The transcript of the evidentiary hearing supports the post-conviction court's factual findings. Additionally, the post-conviction court specifically accepted trial counsel's testimony over the testimony of Marshall and his expert witness. A federal court must defer to the state court's findings of fact. 28 U.S.C. § 2254(e)(1). This deference applies to credibility determinations that resolve conflicting testimony, as Baldwin v. Johnson, 152 F.3d 1304, 1316 (11th Cir. 1998), cert. denied, 526 U.S. 1047 (1999), instructs, "We must accept the state court's credibility determination and thus credit [the attorney's] testimony over [the petitioner's]. Coulter v. Herring, 60 F.3d 1499, 1503 (11th Cir. 1995) (applying the statutory presumption of correctness under § 2254(d) to the state court's credibility determination), cert. denied, 516 U.S. 1122 (1996)."
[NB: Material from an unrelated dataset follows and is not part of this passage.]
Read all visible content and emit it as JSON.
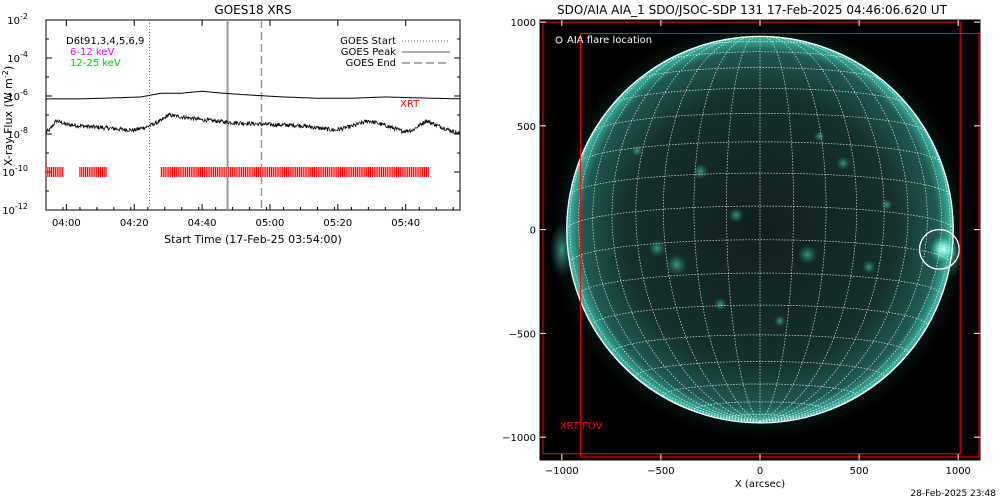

The post-conviction court specifically found that Marshall proved neither deficient performance nor prejudice. Based on this record, Marshall fails to meet his burden of showing that the state court unreasonably applied Strickland.
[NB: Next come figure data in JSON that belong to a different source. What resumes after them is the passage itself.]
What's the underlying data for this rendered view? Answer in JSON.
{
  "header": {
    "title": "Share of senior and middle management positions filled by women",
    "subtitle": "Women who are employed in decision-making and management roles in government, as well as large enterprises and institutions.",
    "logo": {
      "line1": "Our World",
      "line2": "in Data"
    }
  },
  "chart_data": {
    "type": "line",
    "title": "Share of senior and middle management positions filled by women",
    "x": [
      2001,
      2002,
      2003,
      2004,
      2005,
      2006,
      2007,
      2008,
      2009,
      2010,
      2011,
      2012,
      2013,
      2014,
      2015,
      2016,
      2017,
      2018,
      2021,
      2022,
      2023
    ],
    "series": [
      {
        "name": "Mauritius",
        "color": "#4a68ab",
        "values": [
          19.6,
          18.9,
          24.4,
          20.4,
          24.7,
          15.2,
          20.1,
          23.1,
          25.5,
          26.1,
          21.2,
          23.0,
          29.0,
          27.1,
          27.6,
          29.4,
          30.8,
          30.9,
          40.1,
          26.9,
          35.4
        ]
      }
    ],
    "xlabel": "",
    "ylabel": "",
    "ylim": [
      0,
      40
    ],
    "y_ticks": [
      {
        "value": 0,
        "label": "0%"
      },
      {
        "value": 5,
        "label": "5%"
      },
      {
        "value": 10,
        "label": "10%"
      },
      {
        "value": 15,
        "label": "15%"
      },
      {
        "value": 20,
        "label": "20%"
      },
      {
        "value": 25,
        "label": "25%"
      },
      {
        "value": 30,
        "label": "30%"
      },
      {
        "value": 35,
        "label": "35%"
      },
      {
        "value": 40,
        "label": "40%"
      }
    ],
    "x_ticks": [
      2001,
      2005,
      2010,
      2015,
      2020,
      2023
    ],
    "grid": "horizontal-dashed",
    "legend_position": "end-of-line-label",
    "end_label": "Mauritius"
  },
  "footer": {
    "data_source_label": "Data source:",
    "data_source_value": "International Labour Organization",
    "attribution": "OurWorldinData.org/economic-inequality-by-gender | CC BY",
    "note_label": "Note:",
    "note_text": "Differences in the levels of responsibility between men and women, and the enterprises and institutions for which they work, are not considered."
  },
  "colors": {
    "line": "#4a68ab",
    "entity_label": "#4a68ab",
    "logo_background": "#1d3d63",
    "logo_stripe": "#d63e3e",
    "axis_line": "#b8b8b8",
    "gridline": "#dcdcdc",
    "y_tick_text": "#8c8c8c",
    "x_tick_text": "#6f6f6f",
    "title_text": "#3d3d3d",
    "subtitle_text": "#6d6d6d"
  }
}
Accordingly, Marshall's amended petition for the writ of habeas corpus (Doc. 9) is DENIED. The clerk shall enter a judgment against Marshall and close this case.
DENIAL OF BOTH
A CERTIFICATE OF APPEALABILITY
AND LEAVE TO APPEAL IN FORMA PAUPERIS
Marshall is not entitled to a certificate of appealability ("COA"). A prisoner seeking a writ of habeas corpus has no absolute entitlement to appeal a district court's denial of his petition. 28 U.S.C. § 2253(c)(1). Rather, a district court must first issue a COA. Section 2253(c)(2) permits issuing a COA "only if the applicant has made a substantial showing of the denial of a constitutional right." To merit a COA, Marshall must show that reasonable jurists would find debatable both (1) the merits of the underlying claims and (2) the procedural issues he seeks to raise. See 28 U.S.C. § 2253(c)(2); Slack v. McDaniel, 529 U.S. 473, 478 (2000); Eagle v. Linahan, 279 F.3d 926, 935 (11th Cir 2001). Because he fails to show that reasonable jurists would debate the state court's rejection of Marshall's claim of ineffective assistance of counsel, Marshall cannot meet Slack's prejudice requirement. 529 U.S. at 484. Finally, Marshall is not entitled to appeal in forma pauperis because he is not entitled to a COA.
Accordingly, a certificate of appealability is DENIED. Leave to proceed in forma pauperis on appeal is DENIED. Marshall must pay the full $455 appellate filing fee without installments unless the circuit court allows Marshall to proceed in forma pauperis.
ORDERED in Tampa, Florida, on May 30, 2013.